Literatura japonesa,

Sublevação em Shanghai

Expoente do modernismo literário japonês narra cenas de amor e revolução na vaporosa metrópole nos anos 20

01out2021 | Edição #50

Antes de ascender à vanguarda das metrópoles do século 21, a última encarnação de Shanghai como palco global remonta aos anos 20 e 30, quando era conhecida como a Paris da Ásia — título aparentemente proveitoso, mas que ocultava espoliação e violência. Shanghai, então, era centro cosmopolita, em parte por sua vocação portuária, mas também por imposição ocidental: em seu território destacavam-se a Concessão Francesa e a Concessão Internacional, onde britânicos e americanos gozavam de privilégios extraterritoriais. A Concessão Internacional era, por um lado, entreposto do incansável colonialismo europeu; por outro, refúgio de párias de variados destinos, de nobres russos destronados e perseguidos pelos bolcheviques a cidadãos chineses em fuga de senhores da guerra.
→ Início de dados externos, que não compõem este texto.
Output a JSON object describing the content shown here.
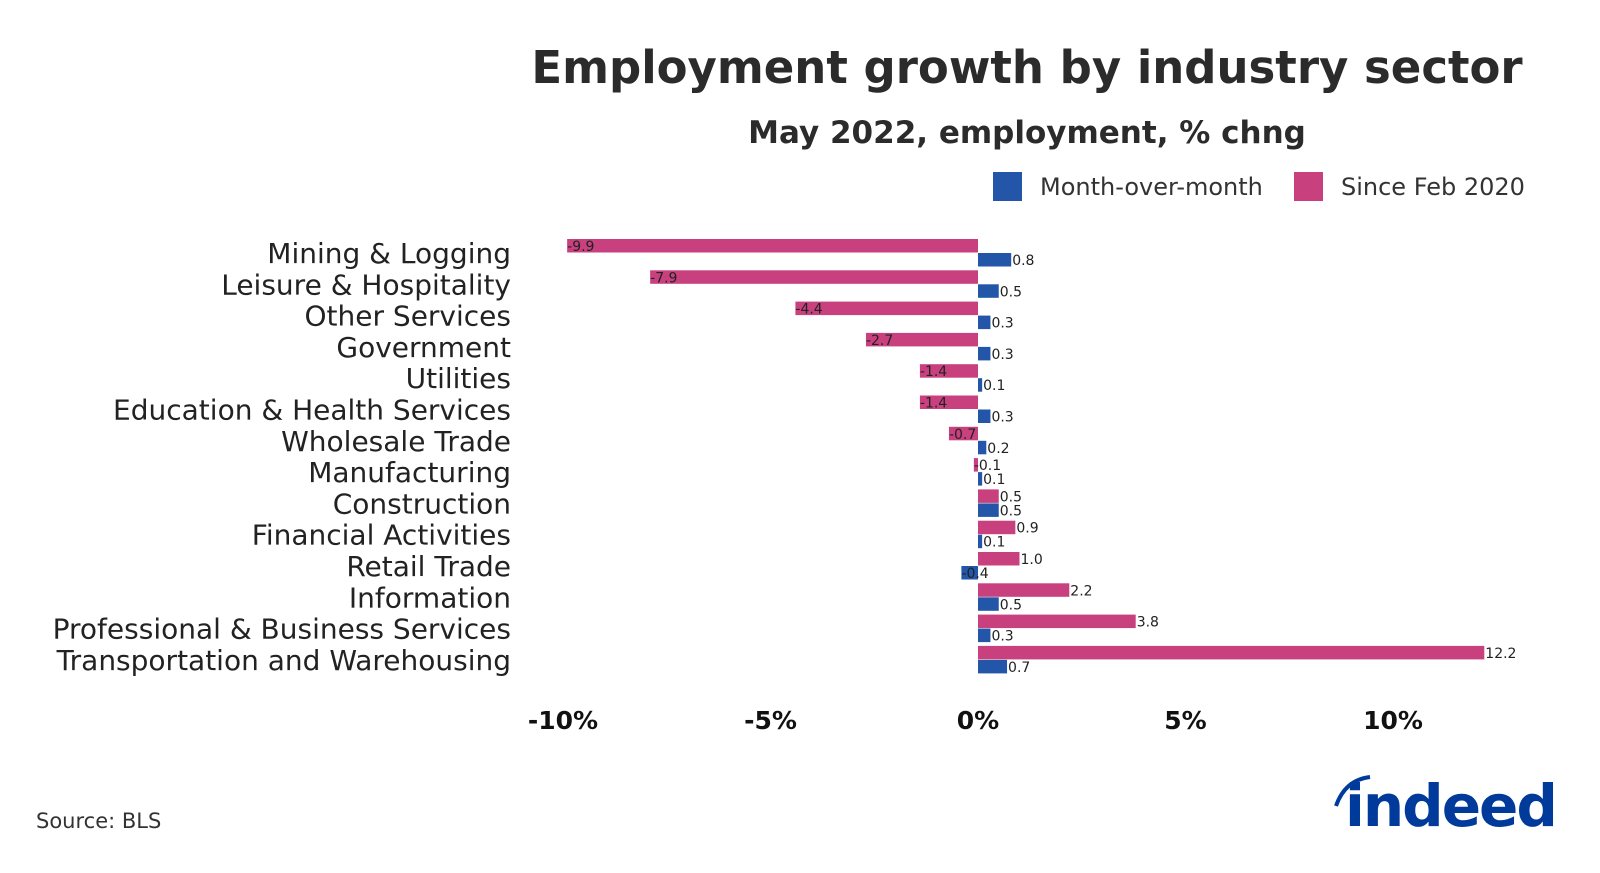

A Shanghai da Concessão Internacional é, naquele momento, um pouco Casablanca: comandando o comércio e o fluxo de capitais, abundam empresários americanos, britânicos, alemães, franceses — e também japoneses. À noite, essas figuras saem às ruas: vão aos cafés, aos salões de dança, aos banhos turcos, perambulam entre artistas, mendigos e prostitutas. Ali, em meio a mil interesses comerciais e sexuais, fermentam o nacionalismo que levará a Chiang Kai-shek e o comunismo que levará a Mao, correntes que ora se aliam, ora se digladiam, preparando uma série de “incidentes” de sublevação popular.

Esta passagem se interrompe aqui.